Le bilan est certes alarmant, mais il est important de comprendre que l’apiculture moderne s’est construite avec les mêmes contraintes que le monde moderne dans son entier. Elle a une histoire, et il va nous falloir la comprendre pour remédier à ses nombreux excès.

De l’antiquité à la ruche moderne

Dés l’antiquité, via l’invasion romaine de nos territoires, l’idéologie d’un monde naturel dédié uniquement à l’activité humaine émerge. L’homme, mis sur un piédestal par les nouvelles croyances de l’époque, commence à considérer que ce qui est sauvage est vulgaire, destiné à être amélioré par l’activité humaine et l’agriculture.

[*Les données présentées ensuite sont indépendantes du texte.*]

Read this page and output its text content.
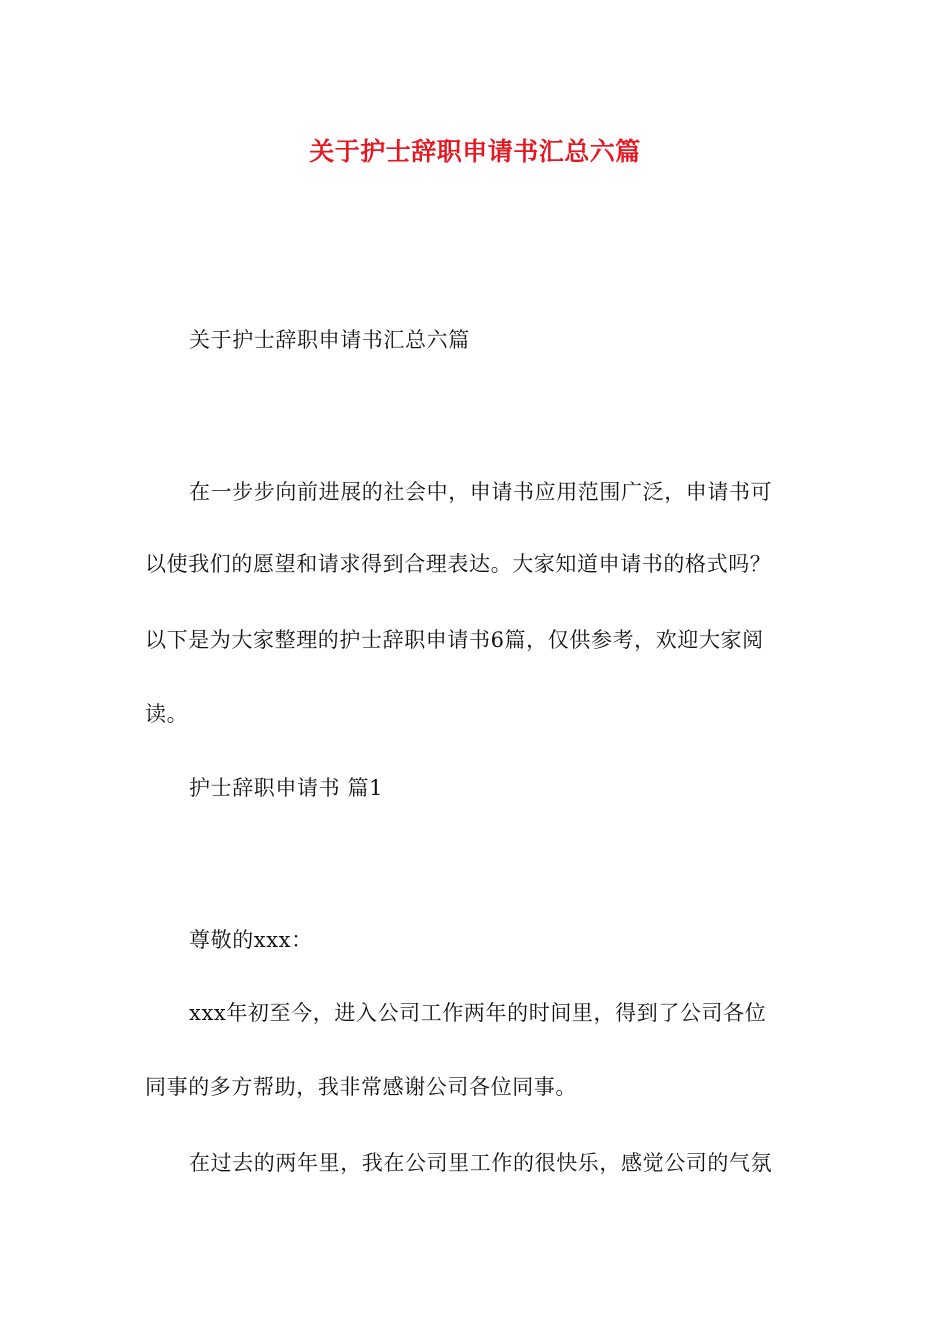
关于护士辞职申请书汇总六篇
关于护士辞职申请书汇总六篇
在一步步向前进展的社会中，申请书应用范围广泛，申请书可
以使我们的愿望和请求得到合理表达。大家知道申请书的格式吗？
以下是为大家整理的护士辞职申请书6篇，仅供参考，欢迎大家阅
读。
护士辞职申请书 篇1
尊敬的xxx：
xxx年初至今，进入公司工作两年的时间里，得到了公司各位
同事的多方帮助，我非常感谢公司各位同事。
在过去的两年里，我在公司里工作的很快乐，感觉公司的气氛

Dès lors, l’être humain se détache du reste du monde vivant, et commence à se considérer comme extérieur à ce monde, voir supérieur à lui.

C’est cette idéologie qui domine au moyen-âge, et entraîne l’exploitation massive des ressources disponibles, principalement le bois. S’ensuit une croissance démographique, donc une expansion des villes et une sur exploitation des forêts: ce sont les défrichements massifs. A la fin du moyen-âge déjà, l’abeille a un habitat naturel très fortement impacté par l’être humain. Concernant la France, qui était presque couverte de bois au début de la période, il ne nous reste que dix pour cent des forêts après les défrichements.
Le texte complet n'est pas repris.